2. The method of claim 1, further comprising providing the plasma flame with a heat energy of from about 50 kW to about 250 kW.

3. The method of claim 2, further comprising providing the plasma flame with a heat energy of about 200 kW.

4. The method of claim 1, further comprising utilizing as the plasma flame, atmospheric hypersonic plasma with a heat energy of about 100 kW.

5. The method of claim 1, further comprising introducing a powder comprising particles of a thermo-plastic specialty plastics and particles of metal, ceramic and/or cermet material into the hypersonic plasma flame.

6. The method of claim 1, wherein the component of specialty plastic is selected from the group consisting of polyamide-imide (PAI), polyether-imide (PEI), polyetherketone (PEK), polyetheretherketone (PEEK), polyethersulphone (PES), polyimide (PI), polymethacryl-imide (PMI), polyphenylenesulfide (PPS), polysulphone (PSU) and mixtures thereof.

7. The method of claim 1, further comprising pre-heating the surface of the roll to a temperature from about 20°C to about 300°C.

8. The method of claim 1, further comprising providing the size of the particles sprayed onto the roll from about 20 µm to about 100 µ,m.

9. The method of claim 1, further comprising spraying the particles in the plasma flame onto the surface of the roll until the thickness of the coating on the roll is from about 200 µm to about 10 mm.

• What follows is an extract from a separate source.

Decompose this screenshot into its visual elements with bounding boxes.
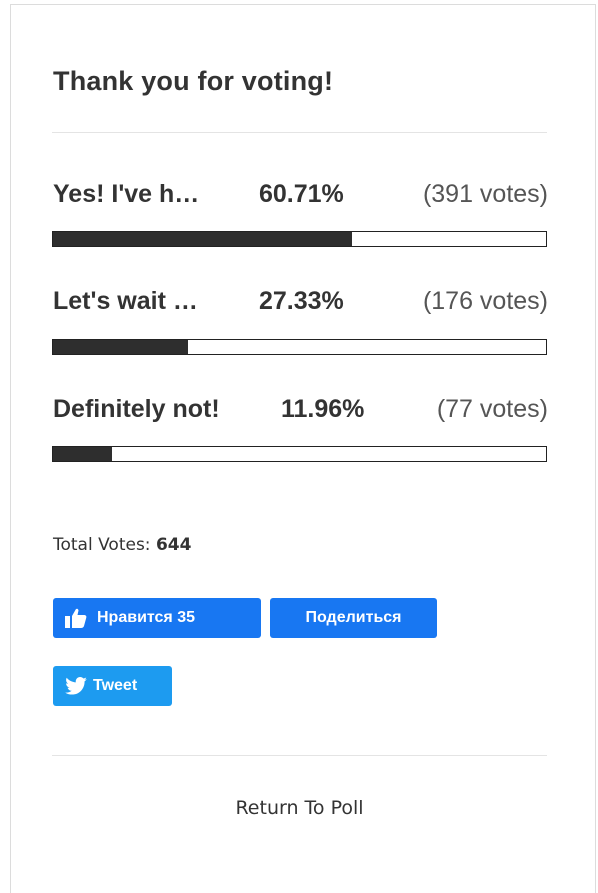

10. The method of claim 1, further comprising feeding the powder particles directly into the center of the plasma flame.

11. The method of claim 1, further comprising feeding particles of a material into the plasma flame simultaneously with the step of feeding the plastic powder particles into the plasma flame such that properties of said coating are affected, said material being selected from the group consisting of metal, ceram, cermet and mixtures thereof.

12. The method of claim 1, further comprising selecting a position for introducing the powder particles into the plasma flame on the basis of the melting temperature of the powder particles.

13. A coated roll prepared by the method of claim 1, wherein said coating is made from a specialty plastic.

14. The roll of claim 13, wherein said coating is selected from the group consisting of polyamide-imide (PAI), polyether-imide (PEI), polyetherketone (PEK), polyetheretherketone (PEEK), polyethersulphone (PES), polyimide (PI), polymethacryl-imide (PMI), poly-phenylenesulfide (PPS), polysulphone (PSU) and mixtures thereof.

15. The roll of claim 13, wherein said coating has a thickness of from 200 µm to about 10 mm.

16. The roll of claim 13, wherein said coating has a degree of crystallization up to about 1000.

17. The roll of claim 13, wherein said roll is a variable crown roll, suction roll, center roll or a roll in a super-calender or soft-calender.

18. A coated roll for use in a paper machine, said roll having an outer coating comprising a thermo-plastic specialty plastic powder which has been applied by means of a plasma spray having a hypersonic velocity of 2000 m/s or more.

19. The roll of claim 18, wherein said powder is selected from the group consisting of polyamide-imide (PAI), polyether-imide (PEI), polyetherketone (PEK), polyetheretherketone (PEEK), polyethersulphone (PES), polyimide (PI), polymethacryl-imide (PMI), poly-phenylenesulfide (PPS), polysulphone (PSU) and mixtures thereof.